C’est pourquoi, quand les analystes me disent aujourd’hui que j’ai tempéré mon point de vue très strict sur l’exclusion de la psychanalyse de la recherche sociologique, parce que je soulève moi-même des "points de vue" psychanalytiques sur des phénomènes de masse, je dois leur demander de relire mon travail de 1929, pour voir qu’il n’en est rien. J’écrivais alors :

« L’objet même de la psychanalyse est la vie psychique de la personne socialisée.
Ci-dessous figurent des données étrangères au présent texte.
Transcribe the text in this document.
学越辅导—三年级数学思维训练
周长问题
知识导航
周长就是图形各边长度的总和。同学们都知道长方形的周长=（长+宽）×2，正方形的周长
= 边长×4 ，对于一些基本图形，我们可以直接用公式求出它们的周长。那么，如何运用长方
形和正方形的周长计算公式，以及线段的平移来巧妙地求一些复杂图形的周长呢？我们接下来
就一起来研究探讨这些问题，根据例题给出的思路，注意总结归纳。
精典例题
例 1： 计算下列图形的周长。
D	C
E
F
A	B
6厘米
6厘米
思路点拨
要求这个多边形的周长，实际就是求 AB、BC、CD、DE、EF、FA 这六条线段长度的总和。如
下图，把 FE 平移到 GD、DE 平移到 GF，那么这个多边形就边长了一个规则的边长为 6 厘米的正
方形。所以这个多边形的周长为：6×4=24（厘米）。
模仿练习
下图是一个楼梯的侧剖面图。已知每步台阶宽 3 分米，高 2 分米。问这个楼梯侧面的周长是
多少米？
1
La vie psychique des masses ne lui concerne que dans la mesure où des phénomènes individuels peuvent être reconnus dans les masses (comme, par exemple, le problème du dirigeant), en outre, dans la mesure où il s’agit de phénomènes de la « psychologie de masse » tels que la peur, la panique, l’obéissance, etc. peuvent être expliqués à partir de ses expériences sur l’individu. Mais il semble que le phénomène de la conscience de classe ne lui soit guère accessible et que des problèmes tels que le mouvement de masse, la politique et la grève, qui appartiennent à la théorie sociale, ne pourraient pas être des objets de la méthode psychanalytique. Elle ne peut donc pas remplacer la théorie sociale, ni la développer par elle-même. "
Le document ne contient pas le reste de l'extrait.